The stock market rode a big rally in software stocks to fresh highs on Thursday despite another hot inflation report.
The S&P 500 rose 0.6%. The Nasdaq gained 0.9%. Both hit fresh closing highs after doing so on Wednesday. The Dow rose 25 points to post a slight gain and eke out a fresh record, too.
Blowout earnings from Snowflake gave software stocks a much-needed boost. The sector has taken a beating from investors betting that AI upstarts will make some enterprise software firms redundant. Healthcare stocks also had a big day, but the Dow didn’t include some of the big winners in that rally, such as Eli Lilly and Gilead Sciences.
The yield on the 2-year Treasury note dipped to 4.02%. The 10-year yield fell to 4.45%.
The Federal Reserve’s preferred inflation gauge, the core PCE, rose at a 3.3% annual rate in April, up from 3.2% in March. The headline PCE rose 3.8% from 3.5% in March in the wake of the Iran war oil price spike.
The second estimate for first-quarter gross domestic product growth was 1.6%, compared to a prior estimate of 2%.
“While markets are increasingly pricing in a potential rate hike in December, we do not believe the data is strong enough to justify that move at this stage,” writes Raymond James chief economist Eugenio Alemán. “We expect the Fed to remain data-dependent and patient.”
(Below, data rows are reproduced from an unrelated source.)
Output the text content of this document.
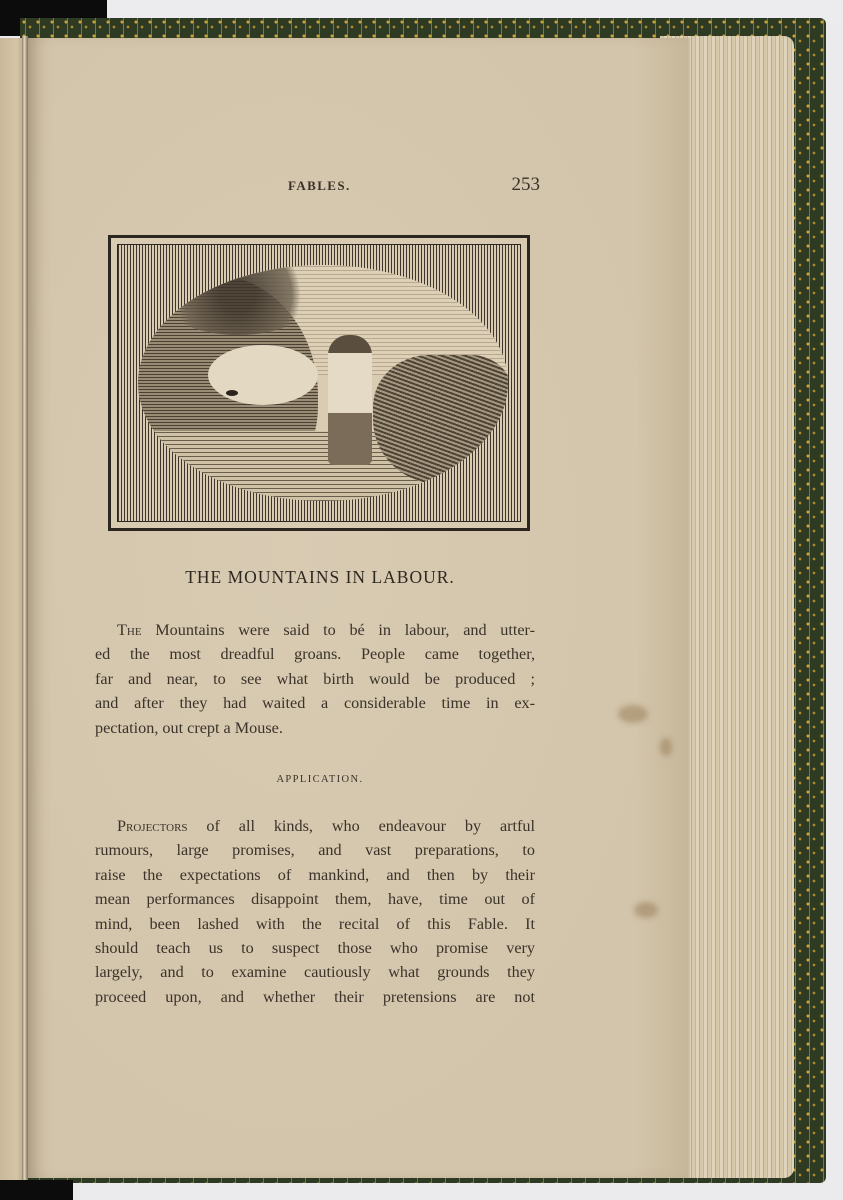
FABLES.	253
THE MOUNTAINS IN LABOUR.
The Mountains were said to bé in labour, and utter-
ed the most dreadful groans. People came together,
far and near, to see what birth would be produced ;
and after they had waited a considerable time in ex-
pectation, out crept a Mouse.
APPLICATION.
Projectors of all kinds, who endeavour by artful
rumours, large promises, and vast preparations, to
raise the expectations of mankind, and then by their
mean performances disappoint them, have, time out of
mind, been lashed with the recital of this Fable. It
should teach us to suspect those who promise very
largely, and to examine cautiously what grounds they
proceed upon, and whether their pretensions are not
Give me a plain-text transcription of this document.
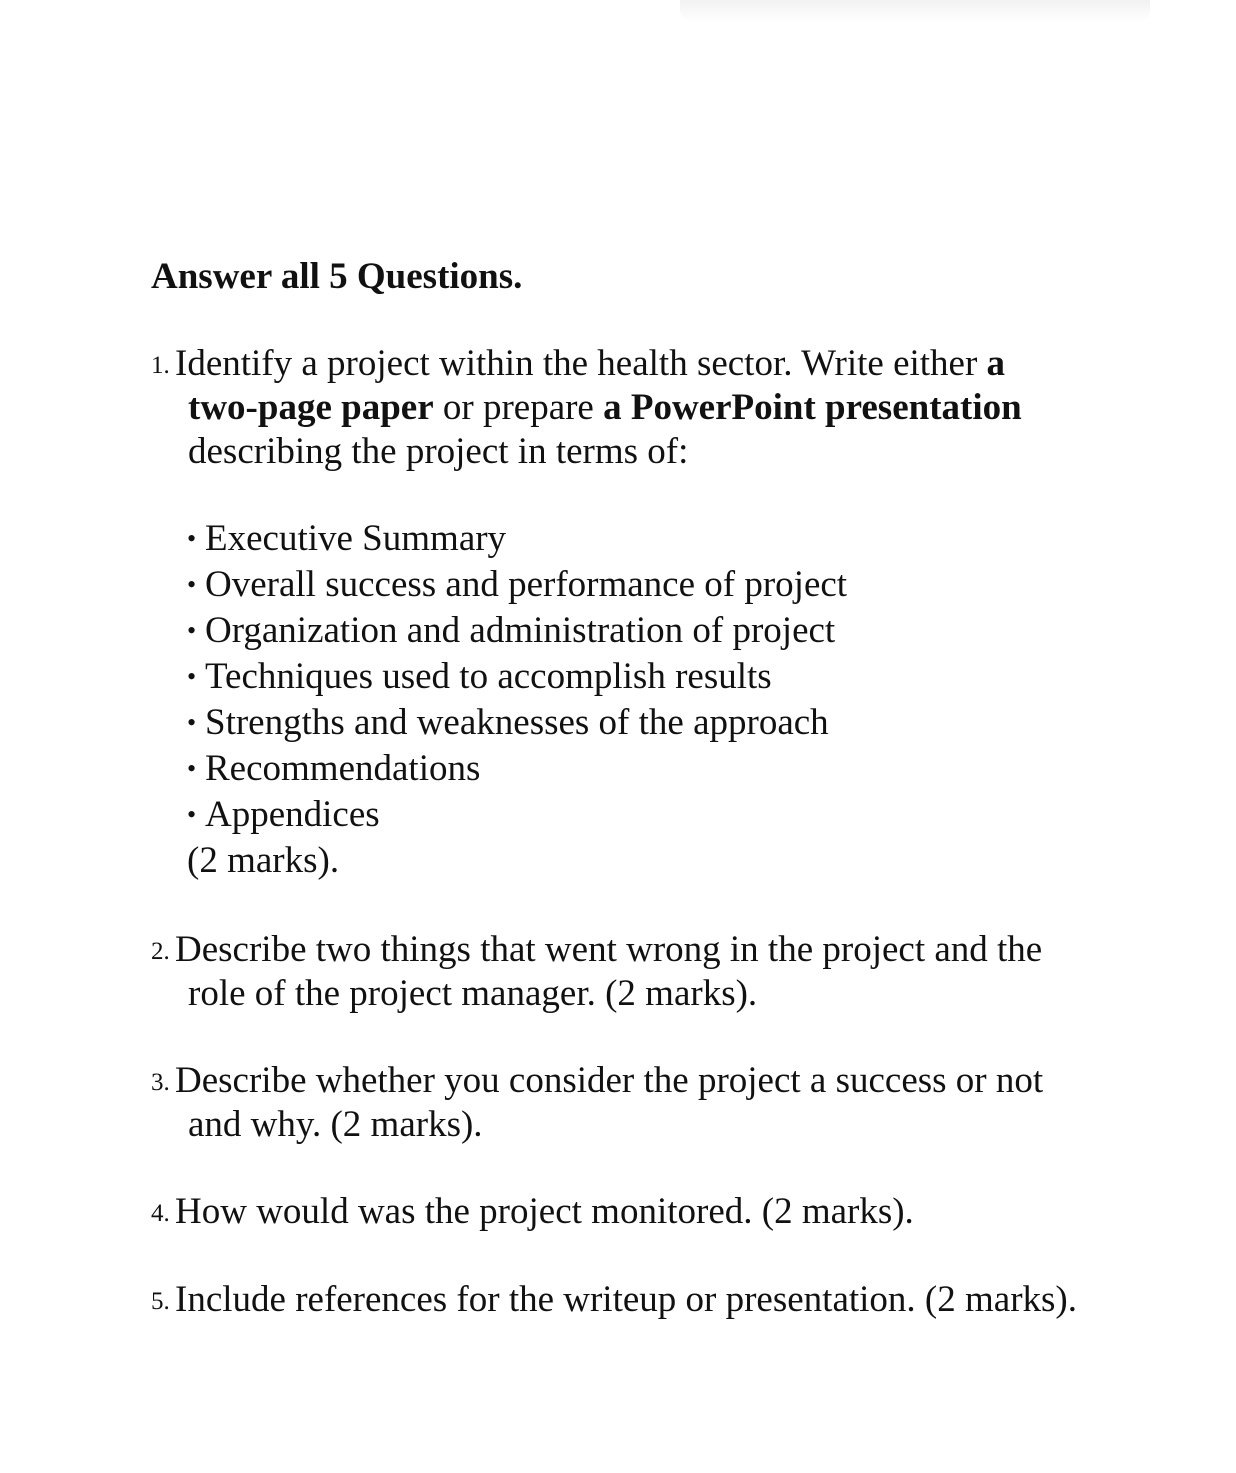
Answer all 5 Questions.
1. Identify a project within the health sector. Write either a
two-page paper or prepare a PowerPoint presentation
describing the project in terms of:
• Executive Summary
• Overall success and performance of project
• Organization and administration of project
• Techniques used to accomplish results
• Strengths and weaknesses of the approach
• Recommendations
• Appendices
(2 marks).
2. Describe two things that went wrong in the project and the
role of the project manager. (2 marks).
3. Describe whether you consider the project a success or not
and why. (2 marks).
4. How would was the project monitored. (2 marks).
5. Include references for the writeup or presentation. (2 marks).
Traders see a 54.3% chance interest rates hold steady through the end of the year, according to the CME FedWatch Tool. Odds of a quarter-point rate hike are at 36.3%, while odds of a half-point in hikes or more are at 9.3%.
The Nasdaq will enter the final session of May on pace for its best two-month stretch since 2009, according to Dow Jones Market Data.